- Born: 13 February 1916 Bakhchysarai, Crimea, Russian Empire
- Died: 9 September 2007 (age 91) Bakhchysarai, Ukraine

= Saide Arifova =

Crimean Tatar educator

Saide Arifova (13 February 1916 – 9 September 2007) was a Crimean Tatar woman from Bakhchisarai, Crimea, who saved at least 74 Jewish children from the Nazis and the NKVD during World War II.

==Life==
During the Nazi occupation of Crimea she worked as a kindergarten director and managed to forge documents, altering the Jewish children's recorded ethnicity to Crimean Tatar, teaching them to speak Crimean Tatar and to adopt Crimean Tatar customs.

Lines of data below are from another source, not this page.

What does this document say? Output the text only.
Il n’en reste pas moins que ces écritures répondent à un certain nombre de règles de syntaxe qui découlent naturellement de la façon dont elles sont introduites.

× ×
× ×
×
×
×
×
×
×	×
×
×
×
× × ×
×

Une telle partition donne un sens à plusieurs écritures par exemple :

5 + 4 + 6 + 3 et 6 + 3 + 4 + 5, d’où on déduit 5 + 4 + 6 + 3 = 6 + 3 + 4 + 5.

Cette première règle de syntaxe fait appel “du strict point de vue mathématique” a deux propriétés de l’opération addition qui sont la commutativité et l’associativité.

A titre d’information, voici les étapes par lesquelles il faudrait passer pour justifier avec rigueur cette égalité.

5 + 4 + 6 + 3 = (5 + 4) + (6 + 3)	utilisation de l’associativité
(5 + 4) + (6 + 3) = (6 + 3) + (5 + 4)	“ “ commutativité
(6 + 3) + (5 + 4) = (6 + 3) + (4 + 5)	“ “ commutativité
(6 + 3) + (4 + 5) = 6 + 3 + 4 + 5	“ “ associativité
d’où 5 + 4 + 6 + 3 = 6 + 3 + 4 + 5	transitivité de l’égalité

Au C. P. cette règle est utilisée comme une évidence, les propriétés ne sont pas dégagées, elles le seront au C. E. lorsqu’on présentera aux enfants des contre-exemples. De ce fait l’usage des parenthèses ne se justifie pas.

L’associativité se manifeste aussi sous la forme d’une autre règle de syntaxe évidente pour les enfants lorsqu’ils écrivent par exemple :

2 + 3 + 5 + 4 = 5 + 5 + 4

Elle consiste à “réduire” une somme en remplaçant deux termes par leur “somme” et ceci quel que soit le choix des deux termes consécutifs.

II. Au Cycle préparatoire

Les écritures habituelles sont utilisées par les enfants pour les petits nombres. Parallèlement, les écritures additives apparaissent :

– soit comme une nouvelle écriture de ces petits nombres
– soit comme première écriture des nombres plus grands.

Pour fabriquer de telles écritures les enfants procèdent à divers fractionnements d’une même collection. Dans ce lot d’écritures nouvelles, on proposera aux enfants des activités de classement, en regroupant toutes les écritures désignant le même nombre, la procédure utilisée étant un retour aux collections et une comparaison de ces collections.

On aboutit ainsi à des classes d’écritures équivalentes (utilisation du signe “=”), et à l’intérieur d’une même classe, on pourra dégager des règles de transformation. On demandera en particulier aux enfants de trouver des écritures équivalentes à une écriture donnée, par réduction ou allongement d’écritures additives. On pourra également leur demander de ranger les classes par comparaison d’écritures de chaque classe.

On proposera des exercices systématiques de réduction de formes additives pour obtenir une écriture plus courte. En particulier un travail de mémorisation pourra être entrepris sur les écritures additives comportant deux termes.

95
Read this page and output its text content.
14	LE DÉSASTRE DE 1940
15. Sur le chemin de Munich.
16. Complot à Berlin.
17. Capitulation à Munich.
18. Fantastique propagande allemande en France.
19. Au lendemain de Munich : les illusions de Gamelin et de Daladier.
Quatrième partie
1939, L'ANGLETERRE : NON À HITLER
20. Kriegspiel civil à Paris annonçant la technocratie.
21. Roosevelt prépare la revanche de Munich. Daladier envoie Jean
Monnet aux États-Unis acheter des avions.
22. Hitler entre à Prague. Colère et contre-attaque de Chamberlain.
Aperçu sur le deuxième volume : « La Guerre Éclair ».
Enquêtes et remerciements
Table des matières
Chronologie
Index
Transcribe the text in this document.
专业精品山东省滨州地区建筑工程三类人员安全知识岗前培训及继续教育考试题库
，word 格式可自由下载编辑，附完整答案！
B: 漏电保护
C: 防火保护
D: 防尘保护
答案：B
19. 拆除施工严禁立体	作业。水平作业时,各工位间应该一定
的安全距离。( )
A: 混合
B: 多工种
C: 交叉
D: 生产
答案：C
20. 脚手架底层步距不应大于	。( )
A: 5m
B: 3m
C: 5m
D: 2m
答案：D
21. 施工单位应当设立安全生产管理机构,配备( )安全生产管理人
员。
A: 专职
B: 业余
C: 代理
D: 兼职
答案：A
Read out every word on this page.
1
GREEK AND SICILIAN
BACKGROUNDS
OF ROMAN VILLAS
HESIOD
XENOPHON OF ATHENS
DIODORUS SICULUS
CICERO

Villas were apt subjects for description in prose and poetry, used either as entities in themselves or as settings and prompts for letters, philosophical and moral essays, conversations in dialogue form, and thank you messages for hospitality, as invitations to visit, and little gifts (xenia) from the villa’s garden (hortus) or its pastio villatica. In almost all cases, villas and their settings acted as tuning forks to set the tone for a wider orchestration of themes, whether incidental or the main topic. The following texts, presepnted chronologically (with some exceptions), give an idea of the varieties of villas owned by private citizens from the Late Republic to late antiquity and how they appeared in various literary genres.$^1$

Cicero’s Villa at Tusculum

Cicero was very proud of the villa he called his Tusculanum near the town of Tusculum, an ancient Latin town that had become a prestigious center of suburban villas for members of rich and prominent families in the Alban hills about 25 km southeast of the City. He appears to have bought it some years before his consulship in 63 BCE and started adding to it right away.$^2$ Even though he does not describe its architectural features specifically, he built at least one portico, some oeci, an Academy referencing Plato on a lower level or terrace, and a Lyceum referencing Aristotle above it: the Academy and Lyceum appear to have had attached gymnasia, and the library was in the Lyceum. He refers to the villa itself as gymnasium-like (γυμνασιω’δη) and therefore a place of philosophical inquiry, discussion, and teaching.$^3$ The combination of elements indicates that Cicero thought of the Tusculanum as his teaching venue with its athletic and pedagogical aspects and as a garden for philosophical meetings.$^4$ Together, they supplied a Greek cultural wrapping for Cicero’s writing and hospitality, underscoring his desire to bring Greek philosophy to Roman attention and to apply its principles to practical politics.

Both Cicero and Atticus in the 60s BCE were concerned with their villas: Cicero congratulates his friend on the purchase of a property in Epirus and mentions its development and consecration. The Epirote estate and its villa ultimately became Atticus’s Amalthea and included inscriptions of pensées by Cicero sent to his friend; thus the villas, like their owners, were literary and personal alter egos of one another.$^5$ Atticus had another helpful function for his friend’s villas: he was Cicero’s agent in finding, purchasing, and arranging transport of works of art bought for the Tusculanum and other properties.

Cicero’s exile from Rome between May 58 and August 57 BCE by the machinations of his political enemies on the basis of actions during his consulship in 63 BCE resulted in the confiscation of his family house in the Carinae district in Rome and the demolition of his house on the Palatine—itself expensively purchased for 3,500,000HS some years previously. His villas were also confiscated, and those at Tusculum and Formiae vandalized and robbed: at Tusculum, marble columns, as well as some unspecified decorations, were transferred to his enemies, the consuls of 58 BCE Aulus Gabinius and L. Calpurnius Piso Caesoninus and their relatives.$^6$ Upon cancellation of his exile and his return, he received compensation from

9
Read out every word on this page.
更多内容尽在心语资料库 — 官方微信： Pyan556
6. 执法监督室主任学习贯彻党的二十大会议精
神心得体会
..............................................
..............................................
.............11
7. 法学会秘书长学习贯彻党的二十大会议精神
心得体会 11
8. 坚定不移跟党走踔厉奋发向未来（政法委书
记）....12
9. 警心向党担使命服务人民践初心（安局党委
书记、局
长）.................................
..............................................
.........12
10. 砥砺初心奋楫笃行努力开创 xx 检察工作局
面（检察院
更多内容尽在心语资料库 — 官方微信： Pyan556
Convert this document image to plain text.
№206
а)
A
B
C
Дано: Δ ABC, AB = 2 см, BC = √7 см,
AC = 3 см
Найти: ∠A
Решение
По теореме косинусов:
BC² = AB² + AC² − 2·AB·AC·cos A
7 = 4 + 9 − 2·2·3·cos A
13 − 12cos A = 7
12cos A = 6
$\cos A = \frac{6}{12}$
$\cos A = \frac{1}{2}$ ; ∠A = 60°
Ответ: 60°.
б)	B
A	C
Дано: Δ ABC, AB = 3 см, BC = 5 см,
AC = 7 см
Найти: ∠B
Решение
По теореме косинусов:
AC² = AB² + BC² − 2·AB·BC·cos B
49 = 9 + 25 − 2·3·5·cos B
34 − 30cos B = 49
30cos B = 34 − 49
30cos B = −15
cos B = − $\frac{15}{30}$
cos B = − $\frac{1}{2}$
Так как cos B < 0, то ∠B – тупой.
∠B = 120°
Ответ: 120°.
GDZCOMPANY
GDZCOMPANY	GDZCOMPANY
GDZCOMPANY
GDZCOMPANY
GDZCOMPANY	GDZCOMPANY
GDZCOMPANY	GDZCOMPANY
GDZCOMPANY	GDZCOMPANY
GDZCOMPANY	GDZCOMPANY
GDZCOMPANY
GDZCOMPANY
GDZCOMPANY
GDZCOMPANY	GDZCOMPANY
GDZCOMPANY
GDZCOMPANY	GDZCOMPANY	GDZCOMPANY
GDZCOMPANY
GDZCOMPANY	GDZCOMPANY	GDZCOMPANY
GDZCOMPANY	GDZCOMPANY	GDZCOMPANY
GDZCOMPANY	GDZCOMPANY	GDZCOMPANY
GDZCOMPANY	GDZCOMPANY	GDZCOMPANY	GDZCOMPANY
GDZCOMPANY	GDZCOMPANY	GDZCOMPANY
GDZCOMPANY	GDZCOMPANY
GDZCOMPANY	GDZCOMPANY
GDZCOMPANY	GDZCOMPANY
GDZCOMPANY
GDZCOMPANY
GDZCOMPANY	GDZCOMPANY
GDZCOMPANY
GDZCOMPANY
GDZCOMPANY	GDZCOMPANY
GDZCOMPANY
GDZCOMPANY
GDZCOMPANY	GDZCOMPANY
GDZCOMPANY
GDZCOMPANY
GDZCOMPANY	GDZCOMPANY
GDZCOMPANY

She also managed to conceal children from Kerch orphanage, who were due to be sent to Germany for medical experiments. The Nazis suspected she was involved in their concealment and tortured her, but she did not disclose any information. Despite resisting the Nazis and becoming a victim of the Gestapo herself, she still was deported to Uzbek SSR during Sürgün, as the Crimean Tatars were considered collectively guilty of collaboration. She did manage to convince the NKVD that the children were Jewish, not Crimean Tatar, and save them from exile. Only after Perestroika did she return to Crimea where she died in 2007.

Multiple sources claim she was declared Righteous Among the Nations by Yad Vashem, but she is not listed as a person awarded the title anywhere in their database. She is the main protagonist in the 2017 Ukrainian film, Another's Prayer, directed by Akhtem Seitablaiev, a Crimean Tatar film director who was born in exile. The movie was supposed to be filmed in Crimea, but after the annexation of Crimea by the Russian Federation in 2014 it was instead filmed in Georgia and mainland Ukraine.